We have to keep Singapore going and keep making a living. Life has to go on. So, we have to calibrate and judge as we (take) each step, what is the most prudent thing to do. Err on the side of caution, but make a sensible judgment. That is what we are trying (to do).
Q: A few countries have issued travel advisories against Singapore. Are you concerned that this will escalate to a travel ban?
A: Our reported cases look quite high because we are working very hard to identify any case that may be in Singapore, and in a city like Singapore, it is possible for us to be quite thorough.

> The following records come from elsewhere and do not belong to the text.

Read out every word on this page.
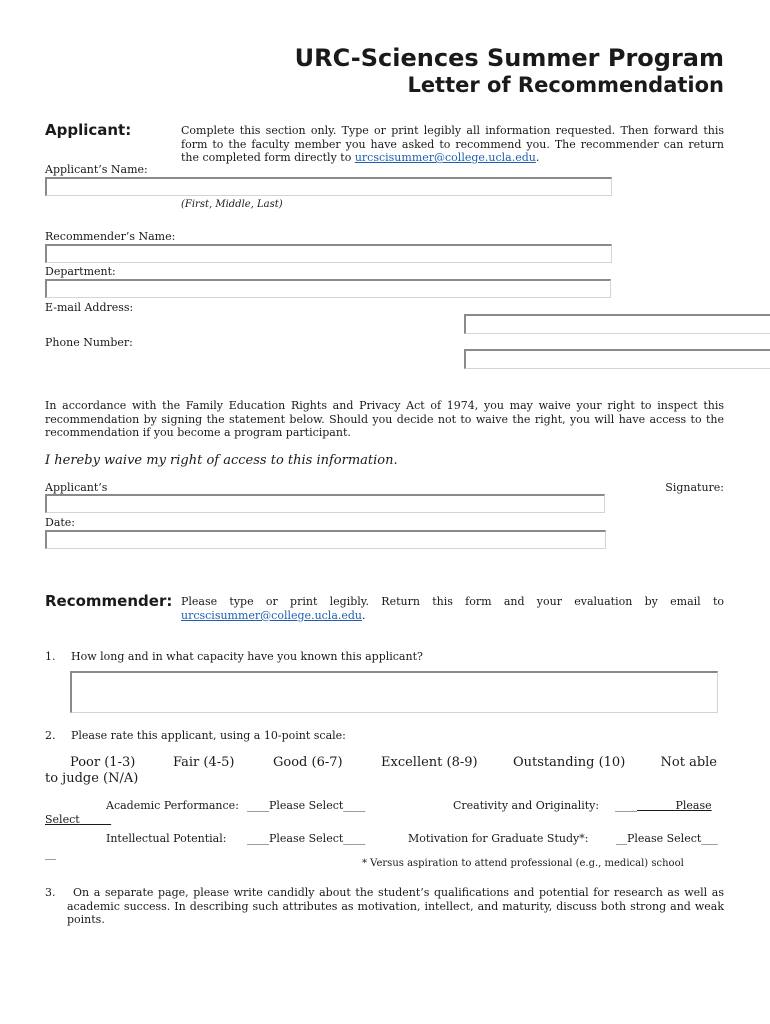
URC-Sciences Summer Program
Letter of Recommendation
Applicant:	Complete this section only. Type or print legibly all information requested. Then forward this form to the faculty member you have asked to recommend you. The recommender can return the completed form directly to urcscisummer@college.ucla.edu.
Applicant’s Name:
(First, Middle, Last)
Recommender’s Name:
Department:
E-mail Address:
Phone Number:
In accordance with the Family Education Rights and Privacy Act of 1974, you may waive your right to inspect this recommendation by signing the statement below. Should you decide not to waive the right, you will have access to the recommendation if you become a program participant.
I hereby waive my right of access to this information.
Applicant’s	Signature:
Date:
Recommender: Please type or print legibly. Return this form and your evaluation by email to urcscisummer@college.ucla.edu.
1. How long and in what capacity have you known this applicant?
2. Please rate this applicant, using a 10-point scale:
Poor (1-3)	Fair (4-5)	Good (6-7)	Excellent (8-9)	Outstanding (10)	Not able
to judge (N/A)
Academic Performance: ____Please Select____	Creativity and Originality: ____	Please
Select
Intellectual Potential: ____Please Select____	Motivation for Graduate Study*:	__Please Select___
__
* Versus aspiration to attend professional (e.g., medical) school
3.	On a separate page, please write candidly about the student’s qualifications and potential for research as well as academic success. In describing such attributes as motivation, intellect, and maturity, discuss both strong and weak points.
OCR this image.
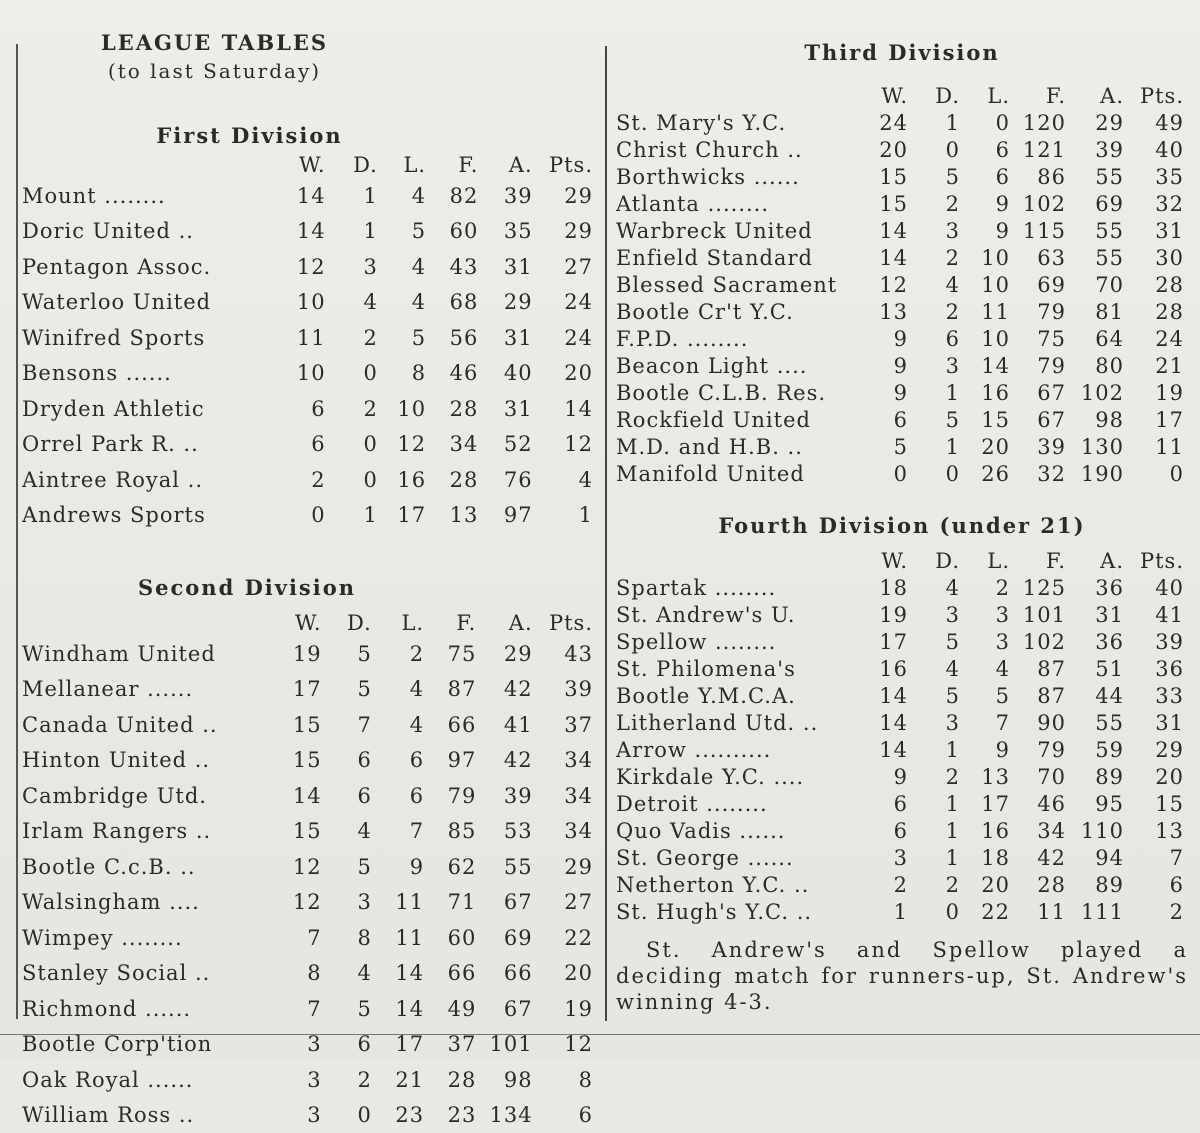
LEAGUE TABLES

(to last Saturday)

First Division

	W.	D.	L.	F.	A.	Pts.
Mount ........	14	1	4	82	39	29
Doric United ..	14	1	5	60	35	29
Pentagon Assoc.	12	3	4	43	31	27
Waterloo United	10	4	4	68	29	24
Winifred Sports	11	2	5	56	31	24
Bensons ......	10	0	8	46	40	20
Dryden Athletic	6	2	10	28	31	14
Orrel Park R. ..	6	0	12	34	52	12
Aintree Royal ..	2	0	16	28	76	4
Andrews Sports	0	1	17	13	97	1

Second Division

	W.	D.	L.	F.	A.	Pts.
Windham United	19	5	2	75	29	43
Mellanear ......	17	5	4	87	42	39
Canada United ..	15	7	4	66	41	37
Hinton United ..	15	6	6	97	42	34
Cambridge Utd.	14	6	6	79	39	34
Irlam Rangers ..	15	4	7	85	53	34
Bootle C.c.B. ..	12	5	9	62	55	29
Walsingham ....	12	3	11	71	67	27
Wimpey ........	7	8	11	60	69	22
Stanley Social ..	8	4	14	66	66	20
Richmond ......	7	5	14	49	67	19
Bootle Corp'tion	3	6	17	37	101	12
Oak Royal ......	3	2	21	28	98	8
William Ross ..	3	0	23	23	134	6

Third Division

	W.	D.	L.	F.	A.	Pts.
St. Mary's Y.C.	24	1	0	120	29	49
Christ Church ..	20	0	6	121	39	40
Borthwicks ......	15	5	6	86	55	35
Atlanta ........	15	2	9	102	69	32
Warbreck United	14	3	9	115	55	31
Enfield Standard	14	2	10	63	55	30
Blessed Sacrament	12	4	10	69	70	28
Bootle Cr't Y.C.	13	2	11	79	81	28
F.P.D. ........	9	6	10	75	64	24
Beacon Light ....	9	3	14	79	80	21
Bootle C.L.B. Res.	9	1	16	67	102	19
Rockfield United	6	5	15	67	98	17
M.D. and H.B. ..	5	1	20	39	130	11
Manifold United	0	0	26	32	190	0

Fourth Division (under 21)

	W.	D.	L.	F.	A.	Pts.
Spartak ........	18	4	2	125	36	40
St. Andrew's U.	19	3	3	101	31	41
Spellow ........	17	5	3	102	36	39
St. Philomena's	16	4	4	87	51	36
Bootle Y.M.C.A.	14	5	5	87	44	33
Litherland Utd. ..	14	3	7	90	55	31
Arrow ..........	14	1	9	79	59	29
Kirkdale Y.C. ....	9	2	13	70	89	20
Detroit ........	6	1	17	46	95	15
Quo Vadis ......	6	1	16	34	110	13
St. George ......	3	1	18	42	94	7
Netherton Y.C. ..	2	2	20	28	89	6
St. Hugh's Y.C. ..	1	0	22	11	111	2

St. Andrew's and Spellow played a deciding match for runners-up, St. Andrew's winning 4-3.
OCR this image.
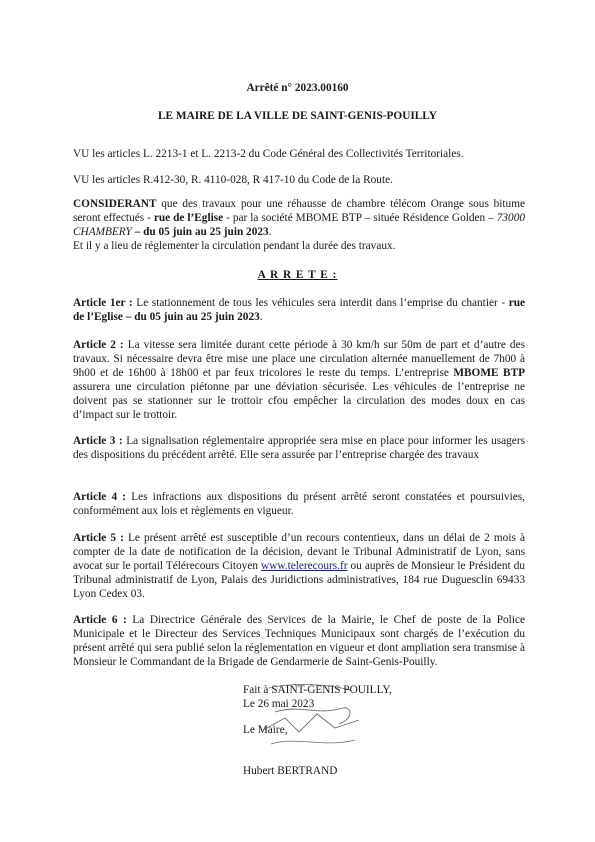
Arrêté n° 2023.00160
LE MAIRE DE LA VILLE DE SAINT-GENIS-POUILLY
VU les articles L. 2213-1 et L. 2213-2 du Code Général des Collectivités Territoriales.
VU les articles R.412-30, R. 4110-028, R 417-10 du Code de la Route.
CONSIDERANT que des travaux pour une réhausse de chambre télécom Orange sous bitume seront effectués - rue de l’Eglise - par la société MBOME BTP – située Résidence Golden – 73000 CHAMBERY – du 05 juin au 25 juin 2023.
Et il y a lieu de réglementer la circulation pendant la durée des travaux.
A R R E T E :
Article 1er : Le stationnement de tous les véhicules sera interdit dans l’emprise du chantier - rue de l’Eglise – du 05 juin au 25 juin 2023.
Article 2 : La vitesse sera limitée durant cette période à 30 km/h sur 50m de part et d’autre des travaux. Si nécessaire devra être mise une place une circulation alternée manuellement de 7h00 à 9h00 et de 16h00 à 18h00 et par feux tricolores le reste du temps. L’entreprise MBOME BTP assurera une circulation piétonne par une déviation sécurisée. Les véhicules de l’entreprise ne doivent pas se stationner sur le trottoir cfou empêcher la circulation des modes doux en cas d’impact sur le trottoir.
Article 3 : La signalisation réglementaire appropriée sera mise en place pour informer les usagers des dispositions du précédent arrêté. Elle sera assurée par l’entreprise chargée des travaux
Article 4 : Les infractions aux dispositions du présent arrêté seront constatées et poursuivies, conformément aux lois et règlements en vigueur.
Article 5 : Le présent arrêté est susceptible d’un recours contentieux, dans un délai de 2 mois à compter de la date de notification de la décision, devant le Tribunal Administratif de Lyon, sans avocat sur le portail Télérecours Citoyen www.telerecours.fr ou auprès de Monsieur le Président du Tribunal administratif de Lyon, Palais des Juridictions administratives, 184 rue Duguesclin 69433 Lyon Cedex 03.
Article 6 : La Directrice Générale des Services de la Mairie, le Chef de poste de la Police Municipale et le Directeur des Services Techniques Municipaux sont chargés de l’exécution du présent arrêté qui sera publié selon la réglementation en vigueur et dont ampliation sera transmise à Monsieur le Commandant de la Brigade de Gendarmerie de Saint-Genis-Pouilly.
Fait à SAINT-GENIS POUILLY,
Le 26 mai 2023
Le Maire,
Hubert BERTRAND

Whereas, if you are in a big country, 10,000 islands or big landmass with many rural areas, it is not so easy to track what is happening in the country.
So, we have to make this known to other countries... make a sound scientific and medical judgment. Don't just (have) a knee-jerk (reaction) based on somebody's headline.
Q: Singapore has established a working group with Malaysia to tackle the virus. Will such cross-border cooperation be expanded?
A: We are cooperating closely with Malaysia because from the public health point of view, we are one area because there are so many people who go back and forth between Singapore and Malaysia every day - more than 100,000.
Our ministers of health have been in touch. Our professionals will also need to work together and exchange information as well as coordinate the measures that are being taken.
With Asean, Vietnam is taking the initiative to coordinate an Asean response. They have worked out a statement and we have given them our comments and it will come out, I imagine, within a day or two.
But we do need to exchange information and cooperate with one another to avoid working at cross purposes. We did that during Sars, the ministers met.
This time, we should do something similar within the region because for us in Singapore, if the region has a problem, it is going to be very, very difficult for Singapore to isolate itself and keep the problem outside our boundaries.